11.6. Concluding Remarks

Recent studies have provided compelling evidence that ALS/FTD and even Alzheimer’s disease exhibit defects in multiple steps of RNA processing including protein synthesis. Several neurodegeneration-associated proteins are involved in mRNA export, trafficking, localization, and translation. These processes offer a plausible explanation for the unique pathogeneses observed in neurons, which have dendritic and axonal extremities requiring local translation and mRNA transport across distances vastly larger than the cell body (recently reviewed in [95–97]). The recent discovery that certain ribosomal subunits preferentially translate subsets of mRNA [98] provides an additional layer to the complex mosaic that is translation within neurons.

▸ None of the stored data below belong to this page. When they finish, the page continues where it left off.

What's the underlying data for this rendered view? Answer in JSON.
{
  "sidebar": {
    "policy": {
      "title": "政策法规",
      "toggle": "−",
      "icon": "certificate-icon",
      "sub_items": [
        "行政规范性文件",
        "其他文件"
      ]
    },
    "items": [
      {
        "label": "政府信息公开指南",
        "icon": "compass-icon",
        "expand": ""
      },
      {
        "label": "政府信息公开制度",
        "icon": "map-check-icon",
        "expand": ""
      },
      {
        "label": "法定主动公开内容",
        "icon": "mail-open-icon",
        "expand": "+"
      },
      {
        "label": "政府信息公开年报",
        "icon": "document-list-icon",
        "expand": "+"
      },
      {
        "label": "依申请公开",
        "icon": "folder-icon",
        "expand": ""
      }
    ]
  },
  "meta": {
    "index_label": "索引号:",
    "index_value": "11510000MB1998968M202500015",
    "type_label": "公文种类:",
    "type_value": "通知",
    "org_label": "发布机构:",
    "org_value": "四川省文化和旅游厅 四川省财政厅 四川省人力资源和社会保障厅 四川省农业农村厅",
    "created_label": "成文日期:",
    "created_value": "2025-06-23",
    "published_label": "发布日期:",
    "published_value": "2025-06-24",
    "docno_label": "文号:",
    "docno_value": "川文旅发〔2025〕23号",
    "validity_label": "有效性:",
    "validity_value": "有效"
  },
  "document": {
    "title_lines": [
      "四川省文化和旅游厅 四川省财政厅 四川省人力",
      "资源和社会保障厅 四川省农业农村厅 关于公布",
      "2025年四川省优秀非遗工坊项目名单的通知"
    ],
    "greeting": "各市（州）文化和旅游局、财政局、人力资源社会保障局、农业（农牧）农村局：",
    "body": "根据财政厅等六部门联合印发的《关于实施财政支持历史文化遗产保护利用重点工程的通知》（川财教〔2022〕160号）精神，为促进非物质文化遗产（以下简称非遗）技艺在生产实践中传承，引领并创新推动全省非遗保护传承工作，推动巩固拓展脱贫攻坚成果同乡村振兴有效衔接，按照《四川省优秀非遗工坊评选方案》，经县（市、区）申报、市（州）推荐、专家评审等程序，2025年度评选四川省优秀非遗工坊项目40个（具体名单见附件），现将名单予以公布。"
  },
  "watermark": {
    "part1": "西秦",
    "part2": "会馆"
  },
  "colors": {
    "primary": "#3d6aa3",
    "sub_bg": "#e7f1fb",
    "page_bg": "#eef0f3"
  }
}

Evidence exists to support both global and target-specific dysregulation of translation. Globally, activation of the PERK pathway including phosphorylation of eIF2α inhibits global translation at the initiation step by inhibiting the incorporation of eIF2α into ribosomal complexes [99]. The inhibition of PERK has provided encouraging results in attenuating neurodegenerative phenotypes as it mitigated TDP-43-dependent phenotypes in flies and cultured mouse cells [46], and it restored synaptic protein levels and motor function in models of prion-mediated neurodegeneration [100]. Given findings that PERK is also upregulated in SOD1 mice [27], this approach could be extended to additional ALS types. However, pharmacological inhibition of translation did not rescue memory defects in mouse models of Alzheimer’s disease [101, 102].

The evidence for specific mRNA targets further substantiates existing hypotheses that axonal transport, neuronal cytoskeleton, and synaptic vesicle cycling are underlying the synaptopathy associated with neurodegeneration. While these provide more specificity to any future interventions, it remains difficult to prioritize which mRNA target carries more physiological significance, and targeting multiple targets simultaneously poses significant challenges. Clearly, Aristotle’s famous quote “The more you know, the more you know you don't know” remains relevant today; a lot is yet to be learned about the intricacies of translation dysregulation in neurodegeneration, specific RNA targets and processes, from disease onset to motor neuron failure and death.